Crisis Group 15.09.2023 Richard Moncrieff e Onesphore Sematumba Traduit par: Jpic-jp.org

Le 30 août, des troupes d'élite ont massacré plus de 50 civils qui voulaient protester contre l'ingérence étrangère perçue dans l'est de la République démocratique du Congo (RDC), trois mois avant les élections. La mission de maintien de la paix de l'ONU, la MONUSCO, est considérée comme « impuissante face à l'aggravation de l'insécurité » et la population a demandé à plusieurs reprises son retrait. Que s'est-il passé à Goma le 30 août et par la suite ? Les experts de Crisis Group expliquent les enjeux. Rédaction : www.jpic-jp.org

Au petit matin du 30 août, des soldats de la Garde républicaine et d'autres unités de l'armée nationale ont pris d'assaut une église et une station de radio appartenant à une secte connue sous le nom d'Agano la Uwezo/Wazalendo (Église des Patriotes, en kiswahili) à Goma, capitale de la province du Nord-Kivu dans l'est de la RDC. La secte avait annoncé son intention de manifester contre la mission de maintien de la paix de l’ONU, ou MONUSCO, ainsi que contre la force de la Communauté d'Afrique de l'Est, qui s'est déployée pour endiguer la violence des groupes armés dans l'est de la RDC en août 2022, et contre les ONG occidentales opérant dans la région.

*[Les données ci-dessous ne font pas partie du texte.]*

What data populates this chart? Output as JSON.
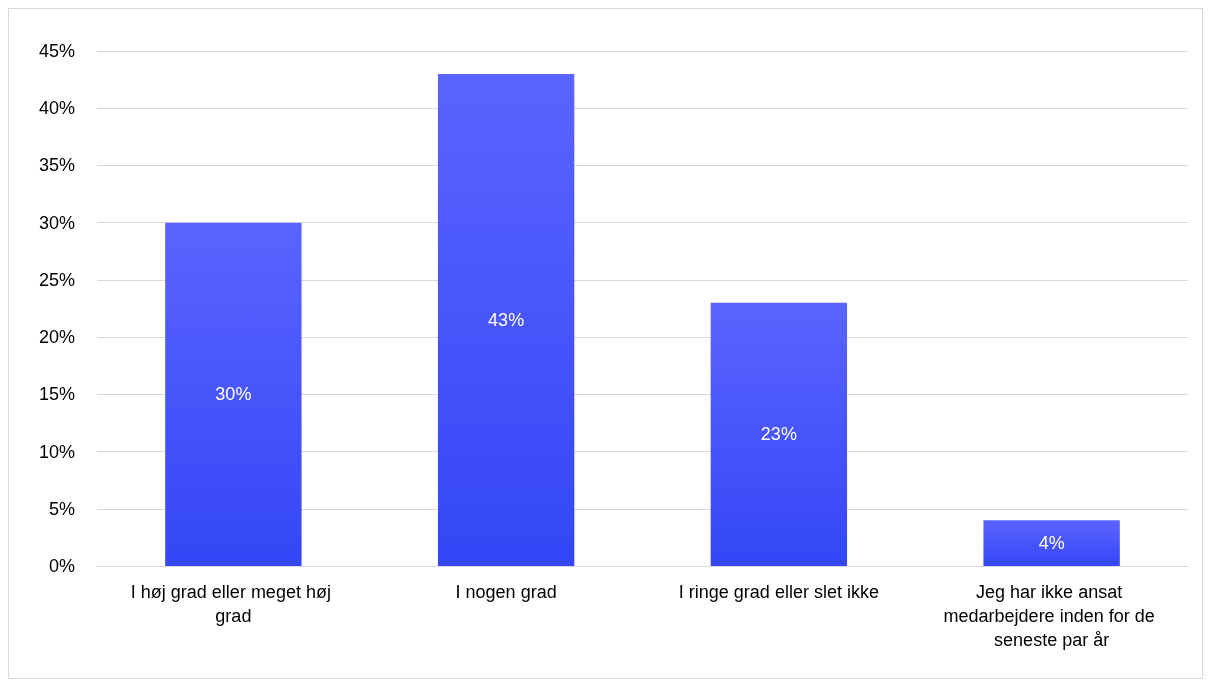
{
  "chart_data": {
    "type": "bar",
    "categories": [
      "I høj grad eller meget høj grad",
      "I nogen grad",
      "I ringe grad eller slet ikke",
      "Jeg har ikke ansat medarbejdere inden for de seneste par år"
    ],
    "values": [
      30,
      43,
      23,
      4
    ],
    "color": "#3446f6",
    "data_labels": true,
    "value_labels": [
      "30%",
      "43%",
      "23%",
      "4%"
    ],
    "ylim": [
      0,
      45
    ],
    "yticks": [
      {
        "value": 0,
        "label": "0%"
      },
      {
        "value": 5,
        "label": "5%"
      },
      {
        "value": 10,
        "label": "10%"
      },
      {
        "value": 15,
        "label": "15%"
      },
      {
        "value": 20,
        "label": "20%"
      },
      {
        "value": 25,
        "label": "25%"
      },
      {
        "value": 30,
        "label": "30%"
      },
      {
        "value": 35,
        "label": "35%"
      },
      {
        "value": 40,
        "label": "40%"
      },
      {
        "value": 45,
        "label": "45%"
      }
    ],
    "grid": "y"
  }
}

Bien que les autorités provinciales aient interdit la manifestation, les membres de la secte s'étaient néanmoins rassemblés dans l'église ce matin-là. Des témoins oculaires ont rapporté que des soldats d'élite, équipés comme s'ils étaient face à des opposants armés, ont abattu des dizaines de civils, en ont blessé et arrêté beaucoup d'autres, et ont jeté les corps des morts à l'arrière de camions militaires avant de mettre le feu à l'église.

Alors que des vidéos du carnage commençaient à circuler sur les réseaux sociaux, les autorités provinciales ont établi un bilan provisoire de six morts civils et d'un policier qui avait été lynché par la population locale. Pendant ce temps, le gouverneur militaire du Nord-Kivu, le général Constant Ndima, a qualifié la secte de groupe de bandits armés, dans une tentative apparente de justifier le massacre. Le lendemain, le gouvernement a revu à la hausse le nombre de victimes, annonçant 43 morts (chiffre ramené par la suite à 51), 56 blessés et 138 détenus ; il a déclaré que les personnes arrêtées seraient jugées pour association de malfaiteurs et participation à un mouvement insurrectionnel. Dans un communiqué de presse incendiaire, le porte-parole du gouvernement, Patrick Muyaya, a cherché à incriminer la secte en accusant ses membres de porter atteinte à l'ordre public, en affirmant qu'ils avaient lapidé un policier, ce qui avait poussé les forces de sécurité à intervenir. De nombreux observateurs estiment au contraire que le lynchage a eu lieu après que les soldats ont ouvert le feu.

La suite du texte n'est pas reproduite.